Exploring the Truth using tools of Economics
Have you ever wondered as to how a technological advancement can actually make farmers worse off?
Cultivating the habit to save is good (remember the latest Bollywood flick “Tara Rum Pum” which prophesied the idea) but, what if all people start saving?
OR, if the government enforces stringent laws to check drug trafficking, would it be able to reduce drug-related crimes?
Well, the answer to all these questions might take you by surprise! After all, we live in a world of illusions and paradoxes, of which many are unaware! Let’s use some principles of economics to analyze and unravel the mystery behind some of these “inconvenient truths”.

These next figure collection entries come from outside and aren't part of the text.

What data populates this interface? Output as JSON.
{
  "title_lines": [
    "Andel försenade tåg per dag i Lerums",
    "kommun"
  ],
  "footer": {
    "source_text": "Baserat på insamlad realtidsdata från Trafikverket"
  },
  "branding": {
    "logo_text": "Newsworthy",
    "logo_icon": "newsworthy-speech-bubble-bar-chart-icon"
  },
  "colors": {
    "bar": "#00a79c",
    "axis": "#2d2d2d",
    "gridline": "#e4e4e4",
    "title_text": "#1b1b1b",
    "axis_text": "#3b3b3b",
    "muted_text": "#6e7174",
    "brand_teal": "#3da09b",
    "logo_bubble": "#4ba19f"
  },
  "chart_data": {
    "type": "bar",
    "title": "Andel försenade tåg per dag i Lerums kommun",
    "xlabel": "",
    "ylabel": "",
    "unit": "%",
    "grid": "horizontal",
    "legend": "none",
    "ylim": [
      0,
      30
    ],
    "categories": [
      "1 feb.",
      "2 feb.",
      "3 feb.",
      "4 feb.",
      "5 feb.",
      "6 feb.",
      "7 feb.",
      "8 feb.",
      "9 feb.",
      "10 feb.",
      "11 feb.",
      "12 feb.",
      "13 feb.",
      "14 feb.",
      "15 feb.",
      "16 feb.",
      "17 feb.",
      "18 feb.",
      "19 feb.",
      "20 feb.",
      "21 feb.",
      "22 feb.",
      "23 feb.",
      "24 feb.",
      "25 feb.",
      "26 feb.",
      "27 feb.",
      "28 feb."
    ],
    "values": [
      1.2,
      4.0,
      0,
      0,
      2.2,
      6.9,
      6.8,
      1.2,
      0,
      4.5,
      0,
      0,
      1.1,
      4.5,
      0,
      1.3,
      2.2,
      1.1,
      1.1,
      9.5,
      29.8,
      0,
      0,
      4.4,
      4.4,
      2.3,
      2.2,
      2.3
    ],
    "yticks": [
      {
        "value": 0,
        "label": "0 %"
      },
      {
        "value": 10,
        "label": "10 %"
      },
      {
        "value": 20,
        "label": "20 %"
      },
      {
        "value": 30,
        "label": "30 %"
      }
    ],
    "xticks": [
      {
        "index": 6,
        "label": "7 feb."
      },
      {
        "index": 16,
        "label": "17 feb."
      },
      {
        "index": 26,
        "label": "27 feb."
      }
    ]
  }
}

Let’s first consider the case of savings. “Don’t wash money down the drain; a penny saved is a dollar earned”. Inspired by these quotes, say everybody in the economy begins to save. To save for a rainy day ahead is a wise decision but sometimes, what is true for an individual may not be true for the economy as a whole. The truth is that if everybody saves, then the total savings in the economy would actually fall. Surprised?!
Well, the logic behind it is that if savings increase, it implies that people start consuming less of goods and services and hence reduce their expenditures. Consequently, the demand for goods and services at the aggregate level, i.e., of all the people in the economy, would decline. Absence of market activity means lower economic growth. In a weak economy, incomes fall and ultimately savings also fall because what you save is actually a proportion of your earned income. This paradox is called the “Paradox of Thrift” and was discovered by John Maynard Keynes, one of the greatest Economists of all times. You are now acquainted with one of the very important topic in economics. Read on; there’s still more to come!
Let’s now shift our focus on the drug issue. Now and then many drug peddlers have been caught trafficking drugs, which calls for the enforcement of more stringent laws. But what if such laws work against the policymakers? Surprisingly, drug interdiction by the government may reduce drug-use but it surely increases drug-related crime! Let’s understand the economics behind it. If the government becomes stricter, the suppliers of drugs would have a tough time supplying drugs. Therefore, the cost of selling these drugs increases and supply would fall. Now the drug-users (their number is still the same) would have to shell out more money to buy their daily dose of drugs. So in the presence of scarcity and high prices, some of them (mainly amateurs) might discontinue taking drugs and move to rehabs. But what about the others who are big time addicts? Addicts who already had to steal to support their habits would have an even greater need for quick cash, leading to further increase in drug-related crime. A solution to this is drug education, rather than drug interdiction!
Another startling fact would be to understand the adverse effects of introducing an improved and better technology in agriculture. Suppose Indian agronomists develop a new hybrid of wheat which is high-yielding and much better than the existing varieties. When farmers resort to cultivating this new hybrid, the amount of wheat produced on each acre of land would be more, thereby increasing the amount of wheat that farmers are willing to supply at the prevailing price. However, the quantity demanded by the consumers would, more or less, remain the same (obviously you won’t start eating five chapatis instead of the earlier three just because of the increase in supply at the earlier price!). As a result, farmers have to lower the price of wheat so as to induce consumers to buy more wheat. But the fall in price is much more than the increase in demand and therefore, the total revenue of farmers decreases (total revenue is what the farmers get on selling their good; here it is price times the quantity of wheat sold). So we see that the farmers are actually worse off!
Just now you got a gist of the important economics tools of demand and supply and the concept of elasticity! However, these results may not be applicable cent per cent in all situations; there are a lot of other factors which may affect such outcomes.
Such revelations often take us by surprise. It’s interesting to come across such paradoxes. But still many notions and disbeliefs lay embedded in our minds. The study of economics can give us the right solutions. It’s a complex, yet interesting field of study. It helps us to understand and analyze various government strategies, and market outcomes and decisions.
What you think may not be right always!